Tu con gli sbirri non ci vai d’accordo, lo so, e ancora una volta registro un punto in comune con te. Certo quando ti vedo dare la testa a quei ragazzoni tutto muscoli e rime, gente che non porterebbe mai la camicia nei pantaloni, mi fai arrapare ancora di più, perché un dissing puntando una calibro 35 arrapa assai, arrapa di nuovo, come un remix di un pezzo che ascoltavo da adolescente, quando l’odore dei maschi cominciava ad essermi familiare.
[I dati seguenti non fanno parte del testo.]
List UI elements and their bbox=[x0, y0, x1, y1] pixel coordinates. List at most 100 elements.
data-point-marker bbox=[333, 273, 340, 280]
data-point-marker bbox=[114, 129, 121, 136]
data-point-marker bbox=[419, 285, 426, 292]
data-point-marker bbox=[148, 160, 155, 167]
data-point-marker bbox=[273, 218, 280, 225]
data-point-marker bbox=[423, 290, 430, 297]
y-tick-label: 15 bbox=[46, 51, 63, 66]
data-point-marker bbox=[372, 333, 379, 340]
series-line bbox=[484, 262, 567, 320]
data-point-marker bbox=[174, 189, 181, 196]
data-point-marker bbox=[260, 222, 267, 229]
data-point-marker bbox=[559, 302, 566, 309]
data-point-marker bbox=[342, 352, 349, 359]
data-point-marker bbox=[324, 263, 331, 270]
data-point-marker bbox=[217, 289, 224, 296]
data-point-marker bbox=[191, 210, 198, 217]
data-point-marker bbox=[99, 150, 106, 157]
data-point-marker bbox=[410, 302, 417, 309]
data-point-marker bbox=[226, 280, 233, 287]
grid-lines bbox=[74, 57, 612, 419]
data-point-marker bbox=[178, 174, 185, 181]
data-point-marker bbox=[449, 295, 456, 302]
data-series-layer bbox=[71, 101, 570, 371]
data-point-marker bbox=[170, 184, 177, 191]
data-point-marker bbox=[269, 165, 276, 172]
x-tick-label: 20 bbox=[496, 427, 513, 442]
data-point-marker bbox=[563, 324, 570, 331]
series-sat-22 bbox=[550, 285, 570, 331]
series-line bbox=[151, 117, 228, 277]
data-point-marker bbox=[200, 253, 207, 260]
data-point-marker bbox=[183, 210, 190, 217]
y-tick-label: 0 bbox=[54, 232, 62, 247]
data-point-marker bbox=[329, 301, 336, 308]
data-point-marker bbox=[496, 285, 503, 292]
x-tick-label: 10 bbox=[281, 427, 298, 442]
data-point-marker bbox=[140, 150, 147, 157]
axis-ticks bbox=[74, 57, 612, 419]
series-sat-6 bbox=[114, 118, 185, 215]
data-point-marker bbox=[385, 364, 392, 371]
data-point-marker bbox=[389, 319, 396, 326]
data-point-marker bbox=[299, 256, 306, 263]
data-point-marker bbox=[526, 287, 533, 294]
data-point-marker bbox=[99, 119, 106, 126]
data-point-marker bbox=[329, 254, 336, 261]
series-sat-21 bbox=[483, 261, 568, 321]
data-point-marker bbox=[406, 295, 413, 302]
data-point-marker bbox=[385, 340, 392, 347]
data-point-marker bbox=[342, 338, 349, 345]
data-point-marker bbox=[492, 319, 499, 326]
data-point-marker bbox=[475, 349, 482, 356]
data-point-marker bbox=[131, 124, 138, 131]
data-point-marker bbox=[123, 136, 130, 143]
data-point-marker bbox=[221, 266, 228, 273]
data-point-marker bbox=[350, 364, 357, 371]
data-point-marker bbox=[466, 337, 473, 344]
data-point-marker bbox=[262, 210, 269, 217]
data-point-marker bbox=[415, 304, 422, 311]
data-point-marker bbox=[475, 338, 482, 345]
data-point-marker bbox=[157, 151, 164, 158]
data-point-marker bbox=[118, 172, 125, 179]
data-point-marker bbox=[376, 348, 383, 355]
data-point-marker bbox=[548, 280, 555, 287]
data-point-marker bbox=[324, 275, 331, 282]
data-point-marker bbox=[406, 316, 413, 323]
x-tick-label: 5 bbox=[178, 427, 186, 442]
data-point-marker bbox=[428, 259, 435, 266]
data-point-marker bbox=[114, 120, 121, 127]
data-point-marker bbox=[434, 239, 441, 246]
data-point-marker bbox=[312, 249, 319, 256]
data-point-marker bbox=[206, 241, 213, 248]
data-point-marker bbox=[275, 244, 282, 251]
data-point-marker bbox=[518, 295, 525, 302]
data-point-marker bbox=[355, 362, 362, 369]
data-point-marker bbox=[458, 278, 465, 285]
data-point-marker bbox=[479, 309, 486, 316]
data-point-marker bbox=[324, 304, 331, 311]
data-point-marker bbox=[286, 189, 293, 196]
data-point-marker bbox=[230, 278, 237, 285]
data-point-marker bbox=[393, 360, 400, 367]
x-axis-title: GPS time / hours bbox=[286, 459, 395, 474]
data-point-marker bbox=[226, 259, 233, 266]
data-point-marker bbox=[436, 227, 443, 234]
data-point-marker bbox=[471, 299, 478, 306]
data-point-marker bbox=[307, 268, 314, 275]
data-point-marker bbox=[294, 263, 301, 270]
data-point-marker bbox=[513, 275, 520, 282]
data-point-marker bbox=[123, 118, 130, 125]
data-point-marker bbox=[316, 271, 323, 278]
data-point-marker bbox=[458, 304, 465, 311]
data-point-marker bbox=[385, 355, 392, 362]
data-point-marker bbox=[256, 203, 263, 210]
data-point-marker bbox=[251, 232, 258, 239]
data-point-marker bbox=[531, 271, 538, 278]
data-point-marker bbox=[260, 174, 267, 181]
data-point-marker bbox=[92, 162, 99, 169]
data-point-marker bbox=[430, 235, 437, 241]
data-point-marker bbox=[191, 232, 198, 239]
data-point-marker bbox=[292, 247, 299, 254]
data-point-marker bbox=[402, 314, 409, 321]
Don Vito non mi è mai piaciuto, l’ho sempre considerato una persona sgradevole, un essere spregevole, oltre che un capo ridicolo, come dite voi, uno “uappo di caltone”, niente, non ce la faccio proprio a dirlo, ma mi avete capito. Fai ridere, ti fai ascoltare, ma sei fuori luogo in questa storia dove terrore, tristezza e erotismo sono le cose che ti aspetti di sentire, e che in questa storia hanno sempre funzionato. Non mi aspettavo però che anche Kassim mi deludesse, e quando ho udito quello sparo provenire dal bagno, sebbene filtrato dalle mie grosse cuffie, ho capito che Said si meritava solo un finale degno della sua ingordigia. Lento, triste, delirante, portatore di giustizia e fratellanza, questa volta quella vera. Quella che tu, Kassim, hai barattato con la fame dei soldi e il potere e che un colpo di pistola dal grosso calibro ha benedetto, non fallendo il colpo, come del resto mai ha fatto nel corso della sua storia. Un’arma infallibile, almeno fino ad oggi.